Hassan Abbas, an arts student at Cairo University, did not know there were student union elections until he saw Islamist students staging a protest against their disqualification from candidate lists. In recent weeks the country's 18 public universities have held student polls marked by widespread apathy as well as fiery protests by ineligible students, particularly from the Muslim Brotherhood - said to be the largest opposition group on Egypt's campuses. Political or religious student groups have been banned from student leadership.

"When I inquired about the election, I was told that candidacy was allowed for just six hours on the first day we returned to the university after a long holiday," Abbas told University World News. He added that the majority of his colleagues were also not aware of the poll. "So we did not vote. No wonder the bulk of winners were in fact appointed by college administrators."

The four-stage elections for members and leaders of seven student union committees at the 18 public universities were described as "the worst in recent years" by the Association for Freedom of Thought and Expression, a non-governmental organisation that monitored them.

"Interference by security bodies, university administrators' control of the process and the inability of candidates to reach students all worsened the situation," the association said in a statement.

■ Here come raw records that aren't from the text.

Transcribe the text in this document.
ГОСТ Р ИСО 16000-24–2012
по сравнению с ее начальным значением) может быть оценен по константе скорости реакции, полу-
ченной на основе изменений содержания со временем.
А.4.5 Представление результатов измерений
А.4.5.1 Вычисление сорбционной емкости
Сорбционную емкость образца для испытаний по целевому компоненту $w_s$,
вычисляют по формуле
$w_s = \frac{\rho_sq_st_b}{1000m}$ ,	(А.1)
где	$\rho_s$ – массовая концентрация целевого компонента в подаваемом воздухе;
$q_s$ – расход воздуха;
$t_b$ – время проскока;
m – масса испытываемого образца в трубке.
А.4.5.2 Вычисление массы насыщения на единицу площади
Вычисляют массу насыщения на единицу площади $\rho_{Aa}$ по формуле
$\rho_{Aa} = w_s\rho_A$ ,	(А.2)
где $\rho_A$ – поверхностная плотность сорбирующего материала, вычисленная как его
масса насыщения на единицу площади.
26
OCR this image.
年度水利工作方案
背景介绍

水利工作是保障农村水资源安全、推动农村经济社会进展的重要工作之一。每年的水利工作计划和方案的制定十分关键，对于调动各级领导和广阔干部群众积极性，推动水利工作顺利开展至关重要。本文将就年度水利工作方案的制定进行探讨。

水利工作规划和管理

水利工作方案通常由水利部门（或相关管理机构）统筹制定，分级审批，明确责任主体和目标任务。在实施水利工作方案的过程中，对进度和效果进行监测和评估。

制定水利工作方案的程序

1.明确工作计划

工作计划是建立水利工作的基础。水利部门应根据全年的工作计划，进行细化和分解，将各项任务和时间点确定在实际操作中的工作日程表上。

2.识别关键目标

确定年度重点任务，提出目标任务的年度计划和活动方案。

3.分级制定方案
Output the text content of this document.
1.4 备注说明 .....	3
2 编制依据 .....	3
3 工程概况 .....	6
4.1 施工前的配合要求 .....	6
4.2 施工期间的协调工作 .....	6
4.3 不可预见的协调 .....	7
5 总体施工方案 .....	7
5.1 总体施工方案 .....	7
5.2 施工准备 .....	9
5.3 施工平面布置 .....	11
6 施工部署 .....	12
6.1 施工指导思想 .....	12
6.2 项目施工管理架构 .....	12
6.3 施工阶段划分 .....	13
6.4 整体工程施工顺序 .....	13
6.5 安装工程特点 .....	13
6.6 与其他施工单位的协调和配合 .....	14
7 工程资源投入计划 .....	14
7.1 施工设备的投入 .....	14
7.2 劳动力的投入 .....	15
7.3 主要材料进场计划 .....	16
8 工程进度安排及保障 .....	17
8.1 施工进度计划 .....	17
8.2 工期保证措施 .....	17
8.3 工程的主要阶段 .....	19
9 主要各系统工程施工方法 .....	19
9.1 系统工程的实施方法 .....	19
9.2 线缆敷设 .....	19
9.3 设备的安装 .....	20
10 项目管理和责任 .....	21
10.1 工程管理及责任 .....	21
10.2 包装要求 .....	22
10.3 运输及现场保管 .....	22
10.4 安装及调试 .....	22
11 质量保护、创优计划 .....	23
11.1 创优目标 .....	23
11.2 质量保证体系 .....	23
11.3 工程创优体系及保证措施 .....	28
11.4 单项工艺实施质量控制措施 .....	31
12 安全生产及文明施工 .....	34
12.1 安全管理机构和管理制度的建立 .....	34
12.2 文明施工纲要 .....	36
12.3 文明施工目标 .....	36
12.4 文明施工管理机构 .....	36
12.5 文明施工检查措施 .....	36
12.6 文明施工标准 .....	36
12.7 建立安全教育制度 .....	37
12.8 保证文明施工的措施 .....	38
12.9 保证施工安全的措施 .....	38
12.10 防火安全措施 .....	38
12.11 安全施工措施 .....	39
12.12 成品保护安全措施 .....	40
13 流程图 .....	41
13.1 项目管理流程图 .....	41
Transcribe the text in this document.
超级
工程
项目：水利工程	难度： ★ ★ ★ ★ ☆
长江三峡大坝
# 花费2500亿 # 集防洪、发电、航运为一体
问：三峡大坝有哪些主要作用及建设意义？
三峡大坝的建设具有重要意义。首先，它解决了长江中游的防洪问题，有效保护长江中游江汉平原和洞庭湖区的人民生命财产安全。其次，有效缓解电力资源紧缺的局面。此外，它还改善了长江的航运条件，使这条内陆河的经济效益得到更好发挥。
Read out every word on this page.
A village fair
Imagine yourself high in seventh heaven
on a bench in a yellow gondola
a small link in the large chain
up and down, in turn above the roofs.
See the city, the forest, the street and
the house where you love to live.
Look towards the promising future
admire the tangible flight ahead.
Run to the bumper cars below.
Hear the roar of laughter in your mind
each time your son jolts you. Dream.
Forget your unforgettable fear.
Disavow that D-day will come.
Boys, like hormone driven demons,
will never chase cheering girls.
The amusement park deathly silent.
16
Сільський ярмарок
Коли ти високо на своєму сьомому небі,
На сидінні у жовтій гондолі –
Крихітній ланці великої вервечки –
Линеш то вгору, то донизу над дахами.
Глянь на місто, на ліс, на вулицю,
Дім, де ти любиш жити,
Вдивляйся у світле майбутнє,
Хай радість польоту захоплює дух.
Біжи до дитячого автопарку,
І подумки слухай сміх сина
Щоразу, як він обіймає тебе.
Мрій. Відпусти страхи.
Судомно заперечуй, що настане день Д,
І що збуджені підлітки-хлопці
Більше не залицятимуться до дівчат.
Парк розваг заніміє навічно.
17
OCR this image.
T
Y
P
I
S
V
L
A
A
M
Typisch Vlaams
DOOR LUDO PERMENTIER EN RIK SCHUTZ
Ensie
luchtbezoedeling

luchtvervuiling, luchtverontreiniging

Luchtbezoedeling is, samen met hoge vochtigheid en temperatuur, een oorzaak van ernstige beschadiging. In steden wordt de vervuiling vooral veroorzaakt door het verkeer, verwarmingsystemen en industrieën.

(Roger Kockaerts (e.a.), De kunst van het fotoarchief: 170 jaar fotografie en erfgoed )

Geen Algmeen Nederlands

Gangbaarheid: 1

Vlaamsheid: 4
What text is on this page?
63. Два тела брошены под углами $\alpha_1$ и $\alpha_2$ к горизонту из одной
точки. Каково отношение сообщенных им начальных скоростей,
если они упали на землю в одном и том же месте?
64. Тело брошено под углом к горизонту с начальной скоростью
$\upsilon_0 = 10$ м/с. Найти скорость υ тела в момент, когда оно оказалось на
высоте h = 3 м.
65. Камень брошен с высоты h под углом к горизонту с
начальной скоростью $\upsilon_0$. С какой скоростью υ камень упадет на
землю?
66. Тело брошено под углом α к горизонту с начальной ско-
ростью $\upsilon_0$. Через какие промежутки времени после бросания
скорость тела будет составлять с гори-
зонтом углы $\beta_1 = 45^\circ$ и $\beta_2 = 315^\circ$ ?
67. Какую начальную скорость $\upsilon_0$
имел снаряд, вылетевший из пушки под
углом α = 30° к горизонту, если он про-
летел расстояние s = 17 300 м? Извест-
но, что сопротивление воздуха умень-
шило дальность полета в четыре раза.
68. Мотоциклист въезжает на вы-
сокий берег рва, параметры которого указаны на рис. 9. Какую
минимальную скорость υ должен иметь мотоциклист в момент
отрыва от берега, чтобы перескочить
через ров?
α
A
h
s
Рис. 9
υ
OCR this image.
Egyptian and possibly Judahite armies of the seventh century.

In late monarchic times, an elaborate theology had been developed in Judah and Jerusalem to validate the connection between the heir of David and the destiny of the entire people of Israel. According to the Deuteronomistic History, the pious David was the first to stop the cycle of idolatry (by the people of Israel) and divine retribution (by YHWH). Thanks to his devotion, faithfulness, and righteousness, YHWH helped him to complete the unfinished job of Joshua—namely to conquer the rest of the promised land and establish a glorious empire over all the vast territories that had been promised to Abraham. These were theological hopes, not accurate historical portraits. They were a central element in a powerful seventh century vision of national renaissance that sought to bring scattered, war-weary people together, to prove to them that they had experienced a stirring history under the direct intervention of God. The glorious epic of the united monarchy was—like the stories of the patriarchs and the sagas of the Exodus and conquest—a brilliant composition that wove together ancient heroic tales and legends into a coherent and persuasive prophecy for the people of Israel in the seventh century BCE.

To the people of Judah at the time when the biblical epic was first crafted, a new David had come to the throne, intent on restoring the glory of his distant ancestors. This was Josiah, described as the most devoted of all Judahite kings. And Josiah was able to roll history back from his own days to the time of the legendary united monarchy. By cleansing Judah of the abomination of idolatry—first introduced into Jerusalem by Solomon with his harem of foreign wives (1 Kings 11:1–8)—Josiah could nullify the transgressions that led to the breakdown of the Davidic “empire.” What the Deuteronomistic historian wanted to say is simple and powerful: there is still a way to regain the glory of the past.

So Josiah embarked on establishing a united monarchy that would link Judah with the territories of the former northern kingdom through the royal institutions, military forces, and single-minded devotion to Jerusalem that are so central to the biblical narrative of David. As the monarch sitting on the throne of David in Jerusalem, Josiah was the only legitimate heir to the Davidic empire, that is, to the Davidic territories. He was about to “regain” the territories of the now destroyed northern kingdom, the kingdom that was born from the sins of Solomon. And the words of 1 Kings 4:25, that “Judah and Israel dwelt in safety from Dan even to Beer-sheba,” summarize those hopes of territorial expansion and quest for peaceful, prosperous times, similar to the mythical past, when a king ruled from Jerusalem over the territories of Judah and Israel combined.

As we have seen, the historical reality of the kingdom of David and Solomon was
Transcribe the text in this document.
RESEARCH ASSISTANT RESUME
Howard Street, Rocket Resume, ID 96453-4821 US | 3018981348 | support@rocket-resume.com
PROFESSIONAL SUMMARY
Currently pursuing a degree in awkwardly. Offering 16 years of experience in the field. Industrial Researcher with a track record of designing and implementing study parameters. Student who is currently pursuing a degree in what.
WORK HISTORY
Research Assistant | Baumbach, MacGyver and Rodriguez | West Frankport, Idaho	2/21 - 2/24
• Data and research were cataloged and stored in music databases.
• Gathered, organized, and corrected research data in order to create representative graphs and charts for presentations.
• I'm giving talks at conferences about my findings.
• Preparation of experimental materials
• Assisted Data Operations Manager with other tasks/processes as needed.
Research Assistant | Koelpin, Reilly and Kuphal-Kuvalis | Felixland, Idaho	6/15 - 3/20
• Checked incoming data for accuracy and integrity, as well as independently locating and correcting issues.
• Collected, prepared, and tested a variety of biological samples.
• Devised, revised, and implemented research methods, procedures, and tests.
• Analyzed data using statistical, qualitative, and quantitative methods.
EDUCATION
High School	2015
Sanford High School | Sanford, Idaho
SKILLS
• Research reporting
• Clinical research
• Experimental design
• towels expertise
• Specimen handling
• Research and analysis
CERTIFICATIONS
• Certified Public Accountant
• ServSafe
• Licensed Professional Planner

The elections ended late last month and were conducted according to amendments to statutes introduced last year. Under the changes, student groups formed on a religious or political basis are banned. The laws also stipulate that seminars and conferences may only be held with the approval of a college's deputy dean, and that a 'consultant' belonging to the teaching staff must be appointed to every student union committee.

Eligible voters and candidates are also required to pay their university fees in advance. Under the same regulations, students wishing to run in elections have to provide evidence of previous student activity.

"These restrictions have resulted in a very low vote turnout and a boycott by most political student groups of this election," the association said. "Students with political leanings who had wished to stand for election in a very few colleges were disqualified on the pretext they had no previous activity or didn't pay the enrolment fees."

In the absence of qualified candidates, administrators in most institutions across Egypt had to appoint members and heads of student union committees, according to local media reports. Members of unions were appointed in 13 colleges of Cairo University while elections were held in seven colleges only. Appointments were also made in 75% of the colleges of Helwan University, south of Cairo.

University officials denied claims the polls were restricted or rigged. "The elections were fair and honest," Minister of Higher Education Hani Helal said in press release. "No student was excluded on religious or political grounds. All students are like our children."

Unconvinced, disqualified students, mainly belonging to the Islamist Muslim Brotherhood, held "a day of mourning" when the election results were announced. Angry students in most universities showed up with black badges on their arms and gags on their mouths. At Helwan University, they carried coffins symbolising the death of free elections and raised black placards reading "A black day for the university".

There were threats to form alternative non-official student unions. But university administrators warned that students taking part in "illegal unions" would be punished.